When the trial court barred the production of the subject documents prior to the assessment of its
probable worth the assailed Order was not a mere ruling on the admissibility of evidence; it was,
more importantly, a ruling affecting the proper conduct of trial.

Thus, in declaring that the documents are irrelevant and inadmissible even before they were
formally offered, much less presented before it, the trial court acted in excess of its discretion.

Petition is denied and the Decision and Resolution of CA are affirmed.

CHAN KENT vs MICAREZ


GR No. 185758
March 9, 2011

DOCTRINE : Pre- Trial; Mediation Proceedings: AM No. 01-10-5-SC-PHILJA regards


mediation as part of pre-trial where parties are encouraged to personally attend the
proceedings-AM NO. 01-10-5-SC-PHILJA regards mediation as part of pre-trial where parties
are encouraged to personally attend the proceedings. The personal non-appearance, however, of
a party may be excused only when the representative, who appears in his behalf, has been duly
authorized to enter into possible amicable settlement or to submit to alternative modes of dispute
resolution.
Courts;Pleadings and Practice; Unless the conduct of the party is so negligent, irresponsible,
contumacious, or dilatory as for non-appearance to provide substantial grounds for dismissal, the
courts should consider lesser sanctions which would still achieve the desired end. - Unless the
conduct of the party is so negligent, irresponsible, contumacious, or dilatory as for
non-appearance to provide substantial grounds for dismissal, the courts should consider lesser
sanctions which would still achieve the desired end. The Court has written “inconsiderate
dismissals, even if without prejudice, do not constitute a panacea nor a solution to the congestion
of court dockets. while they lend a deceptive aura of efficiency to records of the individual
judges, they merely postpone the ultimate reckoning between the parties

FACTS :

- This petition draws its origin from a complaint for recovery of real property and
annulment of title filed by petitioner, through her younger sister and authorized representative
MANALANG before the RTC
- Petitioner is a naturalized American citizen now permanently residing in the US
- Petitioner claimed that the residential lot she purchased in 1982 was clandestinely
and fraudulently conveyed and transferred by her parents in favor of her youngest brother.
- Petitioner prayed that she be declared as the true and real owner of the subject lot
and that the TCT be cancelled, and that a new one be issued in her name
- Considering that all the respondents are now also permanent residents of the
USA, summons was served upon them by publication per RTC Order dated May 17, 2007.
- Respondets executed SPA authorizing their counsel, ATTY MIGUEL fo file their
answer., which ATTY MIGUEL timely filed denying the material allegations in the complaint.
- RTC explored the possibility of an amicable settlement among the parties by
ordering the referral of the case to the Philippine Mediation Center.
- The Mediator issued a Mediator’s Report and returned the case to the RTC
allegedly due to the non-appearance of the respondents.
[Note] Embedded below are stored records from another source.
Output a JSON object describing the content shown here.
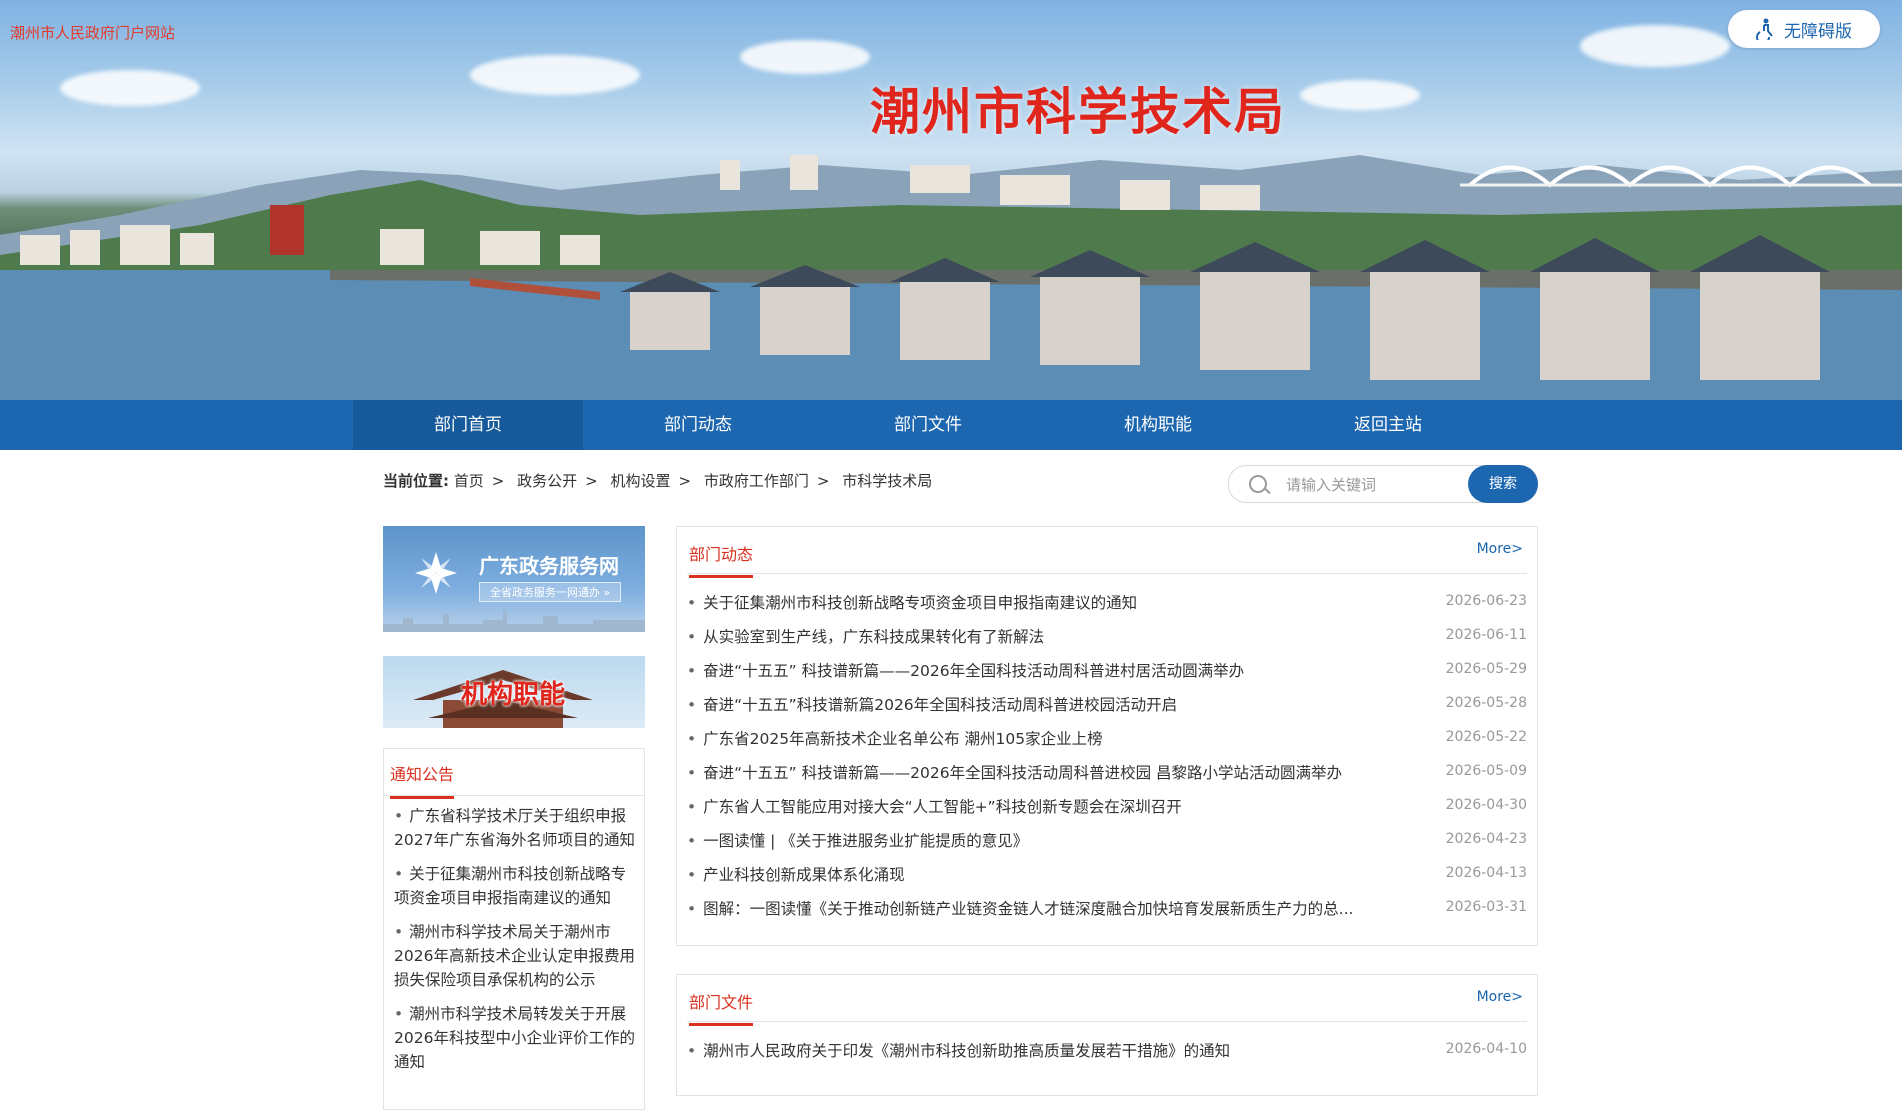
{
  "header": {
    "portal_link": "潮州市人民政府门户网站",
    "accessibility": "无障碍版",
    "site_title": "潮州市科学技术局"
  },
  "nav": [
    "部门首页",
    "部门动态",
    "部门文件",
    "机构职能",
    "返回主站"
  ],
  "breadcrumb": {
    "label": "当前位置:",
    "items": [
      "首页",
      "政务公开",
      "机构设置",
      "市政府工作部门",
      "市科学技术局"
    ],
    "separator": ">"
  },
  "search": {
    "placeholder": "请输入关键词",
    "button": "搜索"
  },
  "sidebar": {
    "promo1_title": "广东政务服务网",
    "promo1_sub": "全省政务服务一网通办 »",
    "promo2_title": "机构职能",
    "notice_title": "通知公告",
    "notices": [
      "广东省科学技术厅关于组织申报2027年广东省海外名师项目的通知",
      "关于征集潮州市科技创新战略专项资金项目申报指南建议的通知",
      "潮州市科学技术局关于潮州市2026年高新技术企业认定申报费用损失保险项目承保机构的公示",
      "潮州市科学技术局转发关于开展2026年科技型中小企业评价工作的通知"
    ]
  },
  "news": {
    "title": "部门动态",
    "more": "More>",
    "items": [
      {
        "title": "关于征集潮州市科技创新战略专项资金项目申报指南建议的通知",
        "date": "2026-06-23"
      },
      {
        "title": "从实验室到生产线，广东科技成果转化有了新解法",
        "date": "2026-06-11"
      },
      {
        "title": "奋进“十五五” 科技谱新篇——2026年全国科技活动周科普进村居活动圆满举办",
        "date": "2026-05-29"
      },
      {
        "title": "奋进“十五五”科技谱新篇2026年全国科技活动周科普进校园活动开启",
        "date": "2026-05-28"
      },
      {
        "title": "广东省2025年高新技术企业名单公布 潮州105家企业上榜",
        "date": "2026-05-22"
      },
      {
        "title": "奋进“十五五” 科技谱新篇——2026年全国科技活动周科普进校园 昌黎路小学站活动圆满举办",
        "date": "2026-05-09"
      },
      {
        "title": "广东省人工智能应用对接大会“人工智能+”科技创新专题会在深圳召开",
        "date": "2026-04-30"
      },
      {
        "title": "一图读懂 | 《关于推进服务业扩能提质的意见》",
        "date": "2026-04-23"
      },
      {
        "title": "产业科技创新成果体系化涌现",
        "date": "2026-04-13"
      },
      {
        "title": "图解：一图读懂《关于推动创新链产业链资金链人才链深度融合加快培育发展新质生产力的总...",
        "date": "2026-03-31"
      }
    ]
  },
  "docs": {
    "title": "部门文件",
    "more": "More>",
    "items": [
      {
        "title": "潮州市人民政府关于印发《潮州市科技创新助推高质量发展若干措施》的通知",
        "date": "2026-04-10"
      }
    ]
  }
}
Acting on said report, RTC issued an
order allowing petitioner to present her evidence ex parte
- Later, the Mediator clarified, that it was petitioner who did not attend the
mediation proceedings. Thus, RTC dismissed the case for failure of plaintiff and her counsel to
appear during the mediation proceedings
- Petitioner filed directly with the SC.

ISSUE:
Whether or not the RTC gravely erred in dismissing the case due to the failure of the
plaintiff to appear during the mediation proceeding

RULING :

Yes. The court ruled that unless the conduct of the party is so negligent, irresponsible,
contumacious, or dilatory as for non-appearance to provide substantial grounds for dismissal, the
courts should consider lesser sanctions which would still achieve the desired end. The Court has
written “inconsiderate dismissals, even if without prejudice, do not constitute a panacea nor a
solution to the congestion of court dockets. while they lend a deceptive aura of efficiency to
records of the individual judges, they merely postpone the ultimate reckoning between the
parties. In the absence of clear lack of merit or intention to delay, justice is better served by a
brief continuance, trial on the merits, and final disposition of the cases before the court.